Faced with runaway climate change and a commitment to cut emissions rapidly, our government is investing heavily to promote the uptake of electric cars and clean up our transport sector.

And it is having a measurable effect.

Bolstered by a wide-ranging suite of incentives, tax exemptions and rebates, electric cars have surged from 3% of new car sales in 2022 to more than 8% as of June this year.

Despite these gains, electric cars make up a relatively tiny proportion of all cars on the road – around 1%. Conventional cars will continue polluting our cities and towns for a long time to come.

But perhaps not as long as we think? Perhaps we have game-changing tool at our disposal in our pursuit of net-zero, and perhaps there are easy steps governments can take to realise its potential?

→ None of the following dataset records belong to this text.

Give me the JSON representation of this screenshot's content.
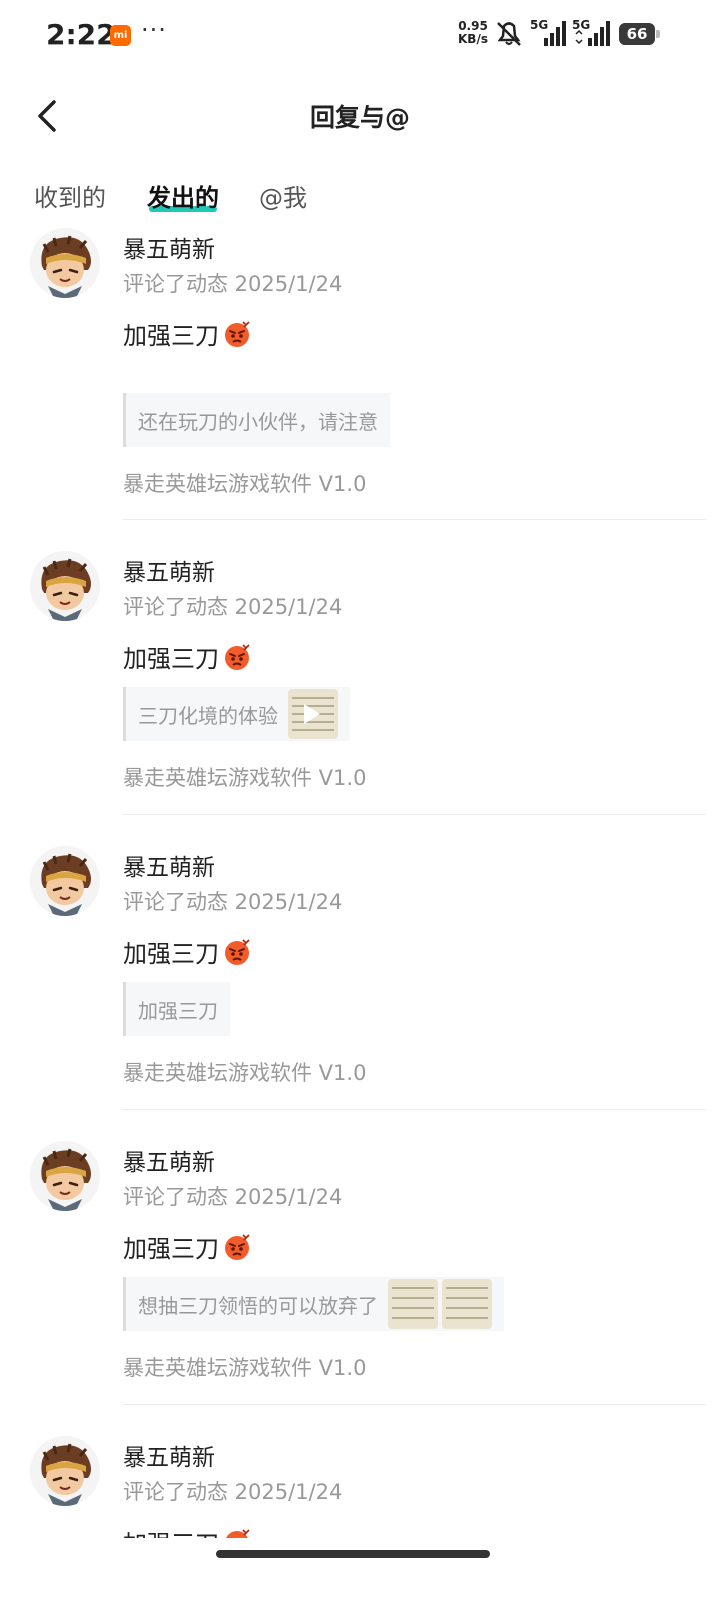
{
  "status_bar": {
    "time": "2:22",
    "mi_badge": "mi",
    "more": "···",
    "speed_value": "0.95",
    "speed_unit": "KB/s",
    "net1": "5G",
    "net2": "5G",
    "battery": "66"
  },
  "header": {
    "title": "回复与@",
    "back_icon": "chevron-left-icon"
  },
  "tabs": [
    {
      "label": "收到的",
      "active": false
    },
    {
      "label": "发出的",
      "active": true
    },
    {
      "label": "@我",
      "active": false
    }
  ],
  "accent_color": "#21c8b8",
  "comments": [
    {
      "user": "暴五萌新",
      "meta": "评论了动态 2025/1/24",
      "content": "加强三刀",
      "quote": "还在玩刀的小伙伴，请注意",
      "thumbs": "none",
      "source": "暴走英雄坛游戏软件 V1.0"
    },
    {
      "user": "暴五萌新",
      "meta": "评论了动态 2025/1/24",
      "content": "加强三刀",
      "quote": "三刀化境的体验",
      "thumbs": "video",
      "source": "暴走英雄坛游戏软件 V1.0"
    },
    {
      "user": "暴五萌新",
      "meta": "评论了动态 2025/1/24",
      "content": "加强三刀",
      "quote": "加强三刀",
      "thumbs": "none",
      "source": "暴走英雄坛游戏软件 V1.0"
    },
    {
      "user": "暴五萌新",
      "meta": "评论了动态 2025/1/24",
      "content": "加强三刀",
      "quote": "想抽三刀领悟的可以放弃了",
      "thumbs": "two-images",
      "source": "暴走英雄坛游戏软件 V1.0"
    },
    {
      "user": "暴五萌新",
      "meta": "评论了动态 2025/1/24",
      "content": "加强三刀"
    }
  ]
}
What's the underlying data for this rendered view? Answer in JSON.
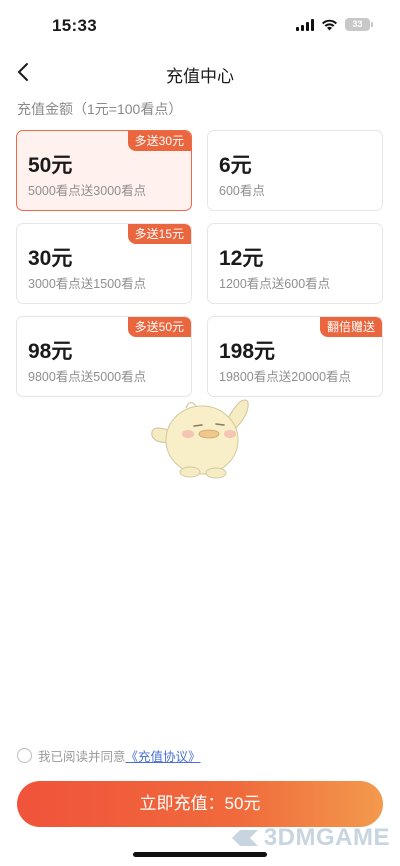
{
  "status_bar": {
    "time": "15:33",
    "battery": "33"
  },
  "nav": {
    "title": "充值中心"
  },
  "section": {
    "title": "充值金额（1元=100看点）"
  },
  "options": [
    {
      "amount": "50元",
      "desc": "5000看点送3000看点",
      "badge": "多送30元",
      "selected": true
    },
    {
      "amount": "6元",
      "desc": "600看点",
      "badge": "",
      "selected": false
    },
    {
      "amount": "30元",
      "desc": "3000看点送1500看点",
      "badge": "多送15元",
      "selected": false
    },
    {
      "amount": "12元",
      "desc": "1200看点送600看点",
      "badge": "",
      "selected": false
    },
    {
      "amount": "98元",
      "desc": "9800看点送5000看点",
      "badge": "多送50元",
      "selected": false
    },
    {
      "amount": "198元",
      "desc": "19800看点送20000看点",
      "badge": "翻倍赠送",
      "selected": false
    }
  ],
  "agreement": {
    "text": "我已阅读并同意",
    "link": "《充值协议》"
  },
  "pay_button": {
    "label": "立即充值：50元"
  },
  "watermark": {
    "text": "3DMGAME"
  },
  "colors": {
    "accent": "#e9663f",
    "selected_bg": "#fff1ee",
    "link": "#4a6fd6"
  }
}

We’re talking of course about the e-bike.

By broadening our vision to consider e-bikes part of the electric vehicle landscape, we can greatly accelerate our efforts on climate action, help clean up our cities and encourage active lifestyles all over Australia.

There are many ways governments can do this, by offering rebates for e-bike buyers, funding e-bike libraries or incorporating e-bikes into the National Electric Vehicle Strategy.

Bicycle Network has and continues to campaign on these measures (among others), but is this week focused on one in particular.

Our CEO Alison McCormack has this week written to the Minister for Climate Change Chris Bowen and Treasurer Jim Chalmers asking for a simple change to the fringe benefit tax rules for people salary sacrificing e-bikes.

Last year, the fringe benefit tax was scrapped for people salary sacrificing electric cars and plug-in hybrids, even if they never use it for business purposes. This has greatly accelerated the uptake of electric cars, to the point where they now make up nearly half of all novated leases in Australia.

Extending these same exemptions to e-bike buyers, for whom cost is also a barrier, would empower many thousands to leave their cars at home each day. According to the National Automotive Leasing and Salary Packaging Association, this one change would result in 57,800 extra e-bikes on the street within a year.

It is time to alter our approach, release the handbrake and watch e-bikes take off alongside electric cars. Placed on equal footing, these two could achieve great things together.